Inácio de Azevedo era natural do Porto, Portugal, nascido por volta de 1526, de família importante e influente. Aos 22 anos entrou para a ordem dos Jesuítas. Foi vice-provincial de Portugal e reitor do Colégio de Braga.

A grande paixão de Inácio eram as missões! Pela seu caráter empreendedor, activo e enérgico, São Francisco de Borja, o superior de toda a Ordem, nomeou-o Visitador do Brasil. Chegou à Bahia em 24 de agosto de 1566, juntamente com outros jesuítas. A incumbência revestiu-se de grande dinamismo e oportunas medidas de governo. Partiu para Portugal em 24 de agosto de 1568, para conseguir reforços para o Brasil.
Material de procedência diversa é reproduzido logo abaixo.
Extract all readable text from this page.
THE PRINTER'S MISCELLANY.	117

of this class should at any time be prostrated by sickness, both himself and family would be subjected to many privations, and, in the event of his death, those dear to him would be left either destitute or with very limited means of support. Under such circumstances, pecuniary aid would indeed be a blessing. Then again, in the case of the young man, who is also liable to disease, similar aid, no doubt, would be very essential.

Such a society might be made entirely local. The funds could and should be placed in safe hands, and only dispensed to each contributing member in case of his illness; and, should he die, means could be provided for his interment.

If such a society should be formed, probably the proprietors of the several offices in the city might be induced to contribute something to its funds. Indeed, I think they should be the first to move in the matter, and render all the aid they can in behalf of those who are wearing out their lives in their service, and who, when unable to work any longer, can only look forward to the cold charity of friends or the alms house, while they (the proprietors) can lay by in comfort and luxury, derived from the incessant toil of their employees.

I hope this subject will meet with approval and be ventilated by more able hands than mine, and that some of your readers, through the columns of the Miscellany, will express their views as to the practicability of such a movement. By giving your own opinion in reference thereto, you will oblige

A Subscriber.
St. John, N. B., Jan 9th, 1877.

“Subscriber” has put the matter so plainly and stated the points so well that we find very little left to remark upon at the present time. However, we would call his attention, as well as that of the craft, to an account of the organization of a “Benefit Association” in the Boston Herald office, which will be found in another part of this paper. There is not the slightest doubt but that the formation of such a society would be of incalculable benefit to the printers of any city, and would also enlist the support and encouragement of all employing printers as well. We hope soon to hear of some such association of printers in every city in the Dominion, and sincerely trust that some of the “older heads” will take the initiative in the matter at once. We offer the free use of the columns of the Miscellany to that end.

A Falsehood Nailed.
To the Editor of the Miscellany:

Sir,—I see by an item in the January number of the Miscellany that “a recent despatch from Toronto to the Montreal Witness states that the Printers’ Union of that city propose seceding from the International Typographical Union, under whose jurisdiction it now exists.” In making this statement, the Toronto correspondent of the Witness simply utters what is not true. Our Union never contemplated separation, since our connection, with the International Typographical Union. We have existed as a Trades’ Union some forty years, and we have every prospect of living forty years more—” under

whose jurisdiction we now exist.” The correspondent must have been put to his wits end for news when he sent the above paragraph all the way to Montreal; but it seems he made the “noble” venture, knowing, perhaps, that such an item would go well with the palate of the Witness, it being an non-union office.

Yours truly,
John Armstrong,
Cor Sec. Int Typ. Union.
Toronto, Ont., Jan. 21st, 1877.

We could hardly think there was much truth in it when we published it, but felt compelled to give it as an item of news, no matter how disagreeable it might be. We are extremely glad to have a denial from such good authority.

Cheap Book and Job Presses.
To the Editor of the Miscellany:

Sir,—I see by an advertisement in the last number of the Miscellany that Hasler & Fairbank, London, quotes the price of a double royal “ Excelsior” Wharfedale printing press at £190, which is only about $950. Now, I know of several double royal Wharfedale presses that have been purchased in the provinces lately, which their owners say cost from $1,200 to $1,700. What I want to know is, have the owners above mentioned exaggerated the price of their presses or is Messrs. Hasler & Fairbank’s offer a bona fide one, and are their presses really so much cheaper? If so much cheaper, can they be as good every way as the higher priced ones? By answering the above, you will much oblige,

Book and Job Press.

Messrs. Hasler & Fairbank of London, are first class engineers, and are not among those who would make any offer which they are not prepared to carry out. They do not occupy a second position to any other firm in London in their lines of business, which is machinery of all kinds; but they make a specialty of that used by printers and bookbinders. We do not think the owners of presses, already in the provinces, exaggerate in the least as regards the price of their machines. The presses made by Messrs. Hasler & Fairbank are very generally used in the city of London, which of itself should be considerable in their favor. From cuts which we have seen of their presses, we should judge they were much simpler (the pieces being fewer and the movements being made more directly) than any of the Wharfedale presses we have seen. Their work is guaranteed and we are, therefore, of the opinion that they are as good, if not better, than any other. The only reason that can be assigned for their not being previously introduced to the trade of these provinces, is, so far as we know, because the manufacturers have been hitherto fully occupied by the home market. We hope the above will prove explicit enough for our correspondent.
Reuniu uma expedição de 73 religiosos, e zarparam nas três naus da frota do Governador do Brasil.
A nau em que viajavam Inácio e um dos grupos foram atacados por protestantes calvinistas que quiseram poupar os sobreviventes da luta mas gritaram contra os jesuítas: “Mata, mata, porque vão semear doutrina falsa no Brasil”. Inácio foi ao encontro deles, com uma imagem de Nossa Senhora nas mãos, dizendo a alta voz: “Todos sejam minhas testemunhas como morro pela Fé católica e pela Santa Igreja Romana”. Já ferido mortalmente, dizia aos seus companheiros: “Não choreis, filhos. Não chegaremos ao Brasil, mas fundaremos, hoje, um colégio no céu”.
Beato Manuel Fernandes, irmão e estudante.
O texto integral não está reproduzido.